I was on-call a few nights ago and I received a message from “Call-Transfer” at such an unholy hour of the night. I fumbled to reach for the phone in the dark and tried to shake myself off from sleep. It was a little past 1:00 AM.
“Call-Transfer” is our health-system call center (similar to the call centers that studded Manila) that handle all requests from other outlying hospitals and physicians to transfer their patients that they believe are so complicated to handle in their local institutions. These kind of patients they believed are better served in our tertiary, level-one trauma center, and academic hospital.
Most of the time, when I received these kind of calls they would like to transfer some kind of a “train-wreck,” a term we use for very sick patient with not just one but multiple problems. Usually they are intubated and on ventilator, or in critical cardiac failure, or in shock.
Frequently these patients will be fetched by our air-ambulance (helicopter), and would arrive after 30 to 45 minutes after I approved to accept them. Though almost 100 % of the time we consent for these transfers, except if there are no more available beds in our ICU. If the weather is too dangerous for the helicopter to fly, then they would be transferred by land ambulance and would arrive in our institution after about an hour to two hours depending on how far they are. Sometimes, we would receive a patient from more than 100 miles away.
I returned the call to the Call-Transfer and was soon connected to the Emergency Room (ER) of the outlying hospital. The ER doctor started to give me the history over the phone of the patient they are treating – a young volunteer firefighter who was fighting a brush fire for a few hours, and was brought to their hospital due to exhaustion, difficulty breathing and headache. My dreamy mind started to paint several different scenarios in my thoughts on why they would want to transfer this patient……..
Maybe the patient succumbed to smoke inhalation and was in respiratory failure and was intubated and required ventilator. Maybe he had airway thermal burns that requires me to do bronchoscopy (a procedure where a long flexible scope is inserted into the nose or mouth and down into the throat thru the vocal cords, and into the trachea and bronchial tubes, to directly visualize the upper and lower airways) to determine how extensive is the burn. Maybe he had significant smoke inhalation and suffered carbon monoxide poisoning and needed to be treated in our hyperbaric chamber (a pressurized chamber where patient is placed and subjected to 2-3 atmospheric pressure with 100% oxygen, like diving in a submarine, to eliminate the carbon monoxide in the body rapidly to prevent long-term neurologic sequelae). Maybe……
As the ER physician gave me more details of the history of the patient, it was nothing of the different scenarios I imagined. The patient was awake, alert and is not in severe respiratory compromise. In fact, he was even feeling better after several minutes in the emergency room with the application of supplemental oxygen by mask. His carboxyhemoglobin (carbon monoxide level in blood) is less than 10 %. A 20-25% or higher is dangerous and definitely need intervention, but less than 10% is usually insignificant.
I told them then, that I don’t think the patient needs to be transferred, and I don’t even think he needs to be admitted in the hospital. He just needed to be on supplemental oxygen for an hour or so and then can be released.
I was glad that I can go back to sleep and that I don’t need to leave home and drive back to the hospital. But before I can hang-up the phone, the ED physician told me that he was a senior resident, a doctor-in-training, who was moonlighting in that emergency room.

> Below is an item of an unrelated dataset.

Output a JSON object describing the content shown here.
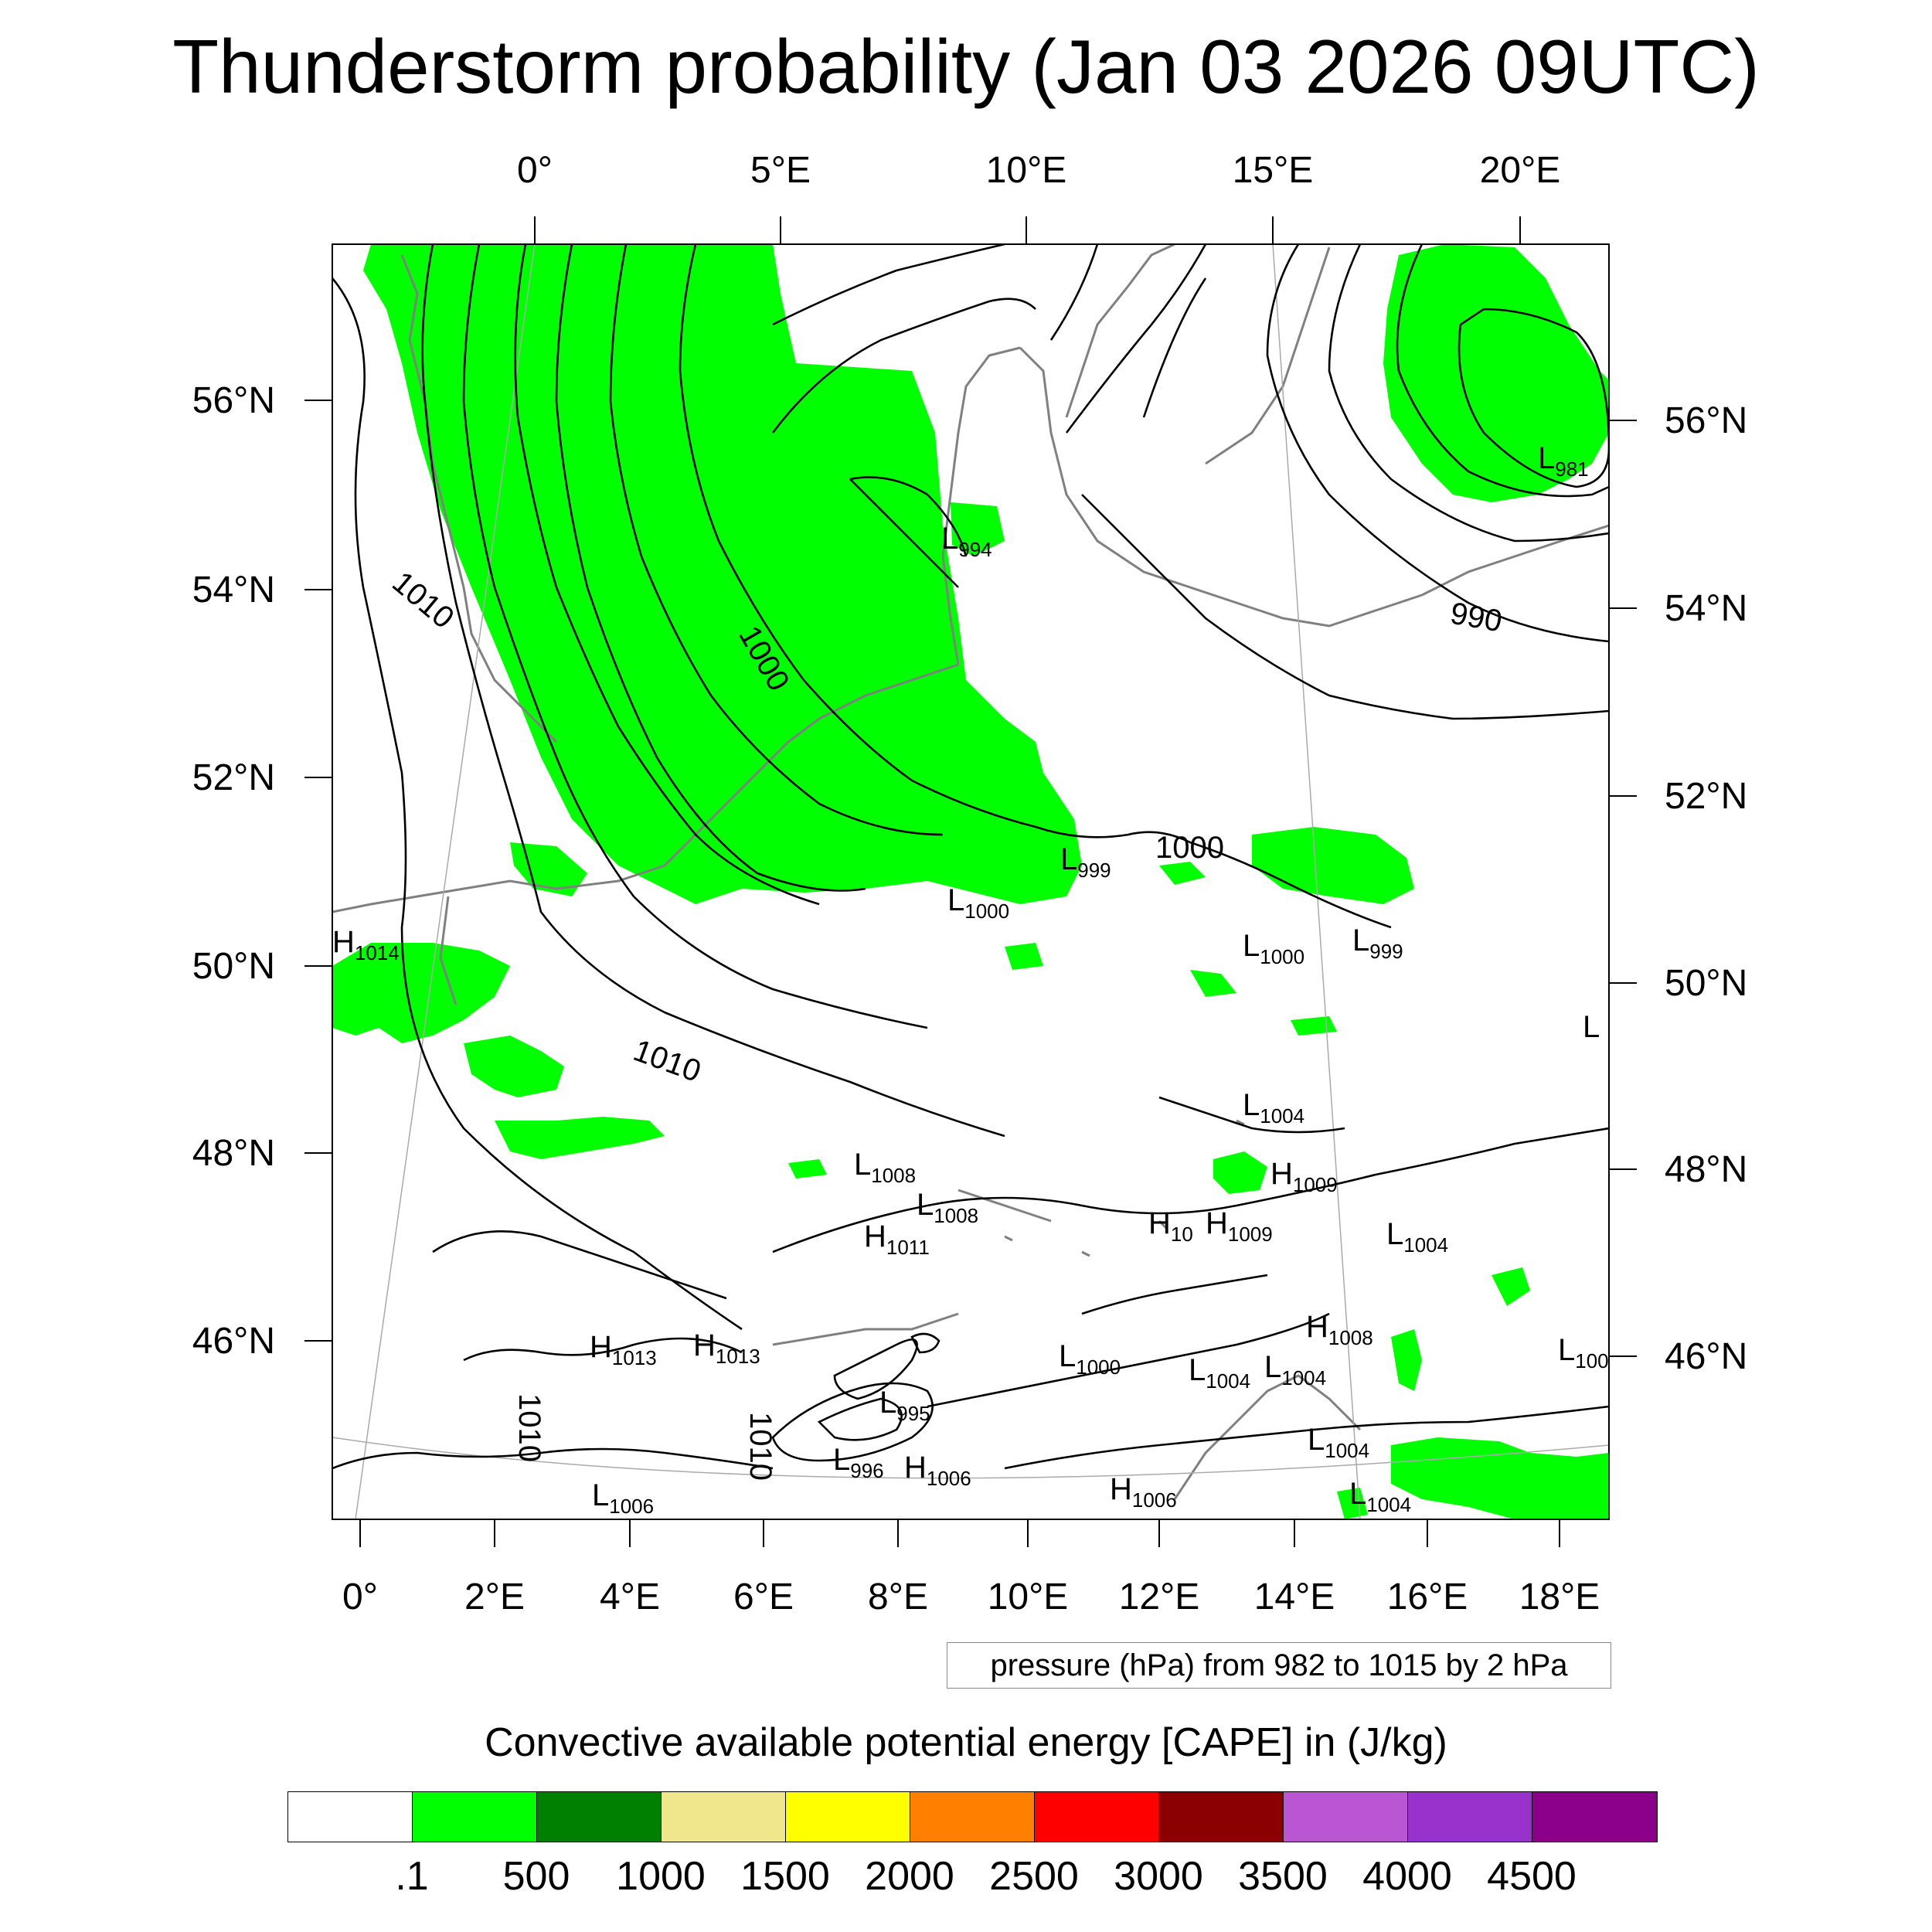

He asked me what were the “teaching points” in this case.
“Are you kidding me? Do you have any idea what time of day it is?!!” Maybe that was my first thought, but that was not what I said. For I obliged, and was able to muster a few teaching points about carbon monoxide poisoning to this young physician even in my half-awake brain.
I know I was in that situation before. And I am thankful for all the teachers and instructors that gave their time and effort to teach and guide me. If it was not for them, I would not be where I am now. Now it is my turn to do the same. That is one reason I practice in a teaching hospital.
I laid awake for more than an hour afterwards and cannot get back to sleep after I hung-up the phone. Darn! So much for teaching points.